After a quick spike in early trading, JPMorgan Chase & Co. (NYSE:JPM) investors quickly started dumping shares. While all of the big banks are struggling this morning, JPMorgan Chase & Co. (NYSE:JPM) has just come to an agreement on some old business that came back to bite it in the butt. With economic news not helping the market overall, JPM and its compatriots are in for a long fight in trading today.
Investors hate not knowing what’s going to happen. And yet that’s part of the risk of participating in the stock market. Lately, overall performance has taken a break as investors try to reconcile conflicting economic data with the Fed’s future plans for its stimulus policy. This morning’s disappointing ADP jobs report showed a smaller than expected increase in private sector job growth. With only 135,000 jobs added, while expectations had rounded out at 167,000, the labor market has yet again given mixed signals to investors. While hiring is still slow, the recovery cannot gain speed, curbing the Fed’s choices on reducing bond repurchases.

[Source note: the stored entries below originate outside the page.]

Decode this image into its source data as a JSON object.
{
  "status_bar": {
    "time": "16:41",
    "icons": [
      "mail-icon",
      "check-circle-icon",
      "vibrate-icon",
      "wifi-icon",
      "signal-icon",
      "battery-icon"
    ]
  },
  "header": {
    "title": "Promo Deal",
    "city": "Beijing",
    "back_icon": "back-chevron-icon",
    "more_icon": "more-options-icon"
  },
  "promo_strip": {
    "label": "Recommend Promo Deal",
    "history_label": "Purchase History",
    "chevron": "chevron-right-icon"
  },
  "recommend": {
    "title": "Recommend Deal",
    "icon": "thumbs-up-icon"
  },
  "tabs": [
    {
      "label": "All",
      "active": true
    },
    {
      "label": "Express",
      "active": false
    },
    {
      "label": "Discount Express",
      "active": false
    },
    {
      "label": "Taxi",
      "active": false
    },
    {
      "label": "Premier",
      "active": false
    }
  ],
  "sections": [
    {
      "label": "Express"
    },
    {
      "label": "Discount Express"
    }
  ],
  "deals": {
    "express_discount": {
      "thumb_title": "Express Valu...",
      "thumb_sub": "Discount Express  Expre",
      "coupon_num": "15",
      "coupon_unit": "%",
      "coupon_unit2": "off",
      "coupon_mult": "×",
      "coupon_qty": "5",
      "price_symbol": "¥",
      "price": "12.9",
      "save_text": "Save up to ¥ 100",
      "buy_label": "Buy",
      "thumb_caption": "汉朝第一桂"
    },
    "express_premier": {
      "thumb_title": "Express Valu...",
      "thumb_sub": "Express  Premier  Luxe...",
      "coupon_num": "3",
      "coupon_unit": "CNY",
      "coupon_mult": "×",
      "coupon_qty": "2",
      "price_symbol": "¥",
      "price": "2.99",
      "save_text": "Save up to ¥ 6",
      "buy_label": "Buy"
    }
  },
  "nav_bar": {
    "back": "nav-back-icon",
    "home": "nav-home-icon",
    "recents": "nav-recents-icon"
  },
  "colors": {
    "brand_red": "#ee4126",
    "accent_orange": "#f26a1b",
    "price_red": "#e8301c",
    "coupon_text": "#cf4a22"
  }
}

But the future is still uncertain, and banks are taking the brunt of the negative impact. But while the change in Fed policy may lead to investors pulling back in the market, slowing the recent big gains for banks, the possibility of higher interest rates should be an exciting long-term prospect for bank investors. Interest rate pressures have cut revenue growth and made it harder for banks to produce returns. We’ll just have to wait and see how this plays out.
Down the drain
JPMorgan Chase & Co. (NYSE:JPM), much like Bank of America Corp (NYSE:BAC) and Citigroup Inc (NYSE:C), is finding itself with new problems associated with old business. While JPM hasn’t had to step back into the courtroom like its rivals, it does have to settle some old scores. Because of its sale of derivatives to municipalities back in the day, JPMorgan Chase & Co. (NYSE:JPM) may be facing up to $1.5 billion in losses. While this pales is comparison to the $8.3 billion case Citi is facing, and the potential $60 billion settlement that could swallow B of A whole, the number is no small change for the bank.
JPMorgan Chase & Co. (NYSE:JPM) sold derivatives and swaps to the municipality in Jefferson County, Ala., in order to finance a new sewer system back before the credit crisis. County taxpayers were hit hard during the financial crisis when variable interest rates on the debt saw the sewer bill increase and the county bonds were dumped by Wall Street during the credit freeze — the county eventually had to declare bankruptcy in 2011.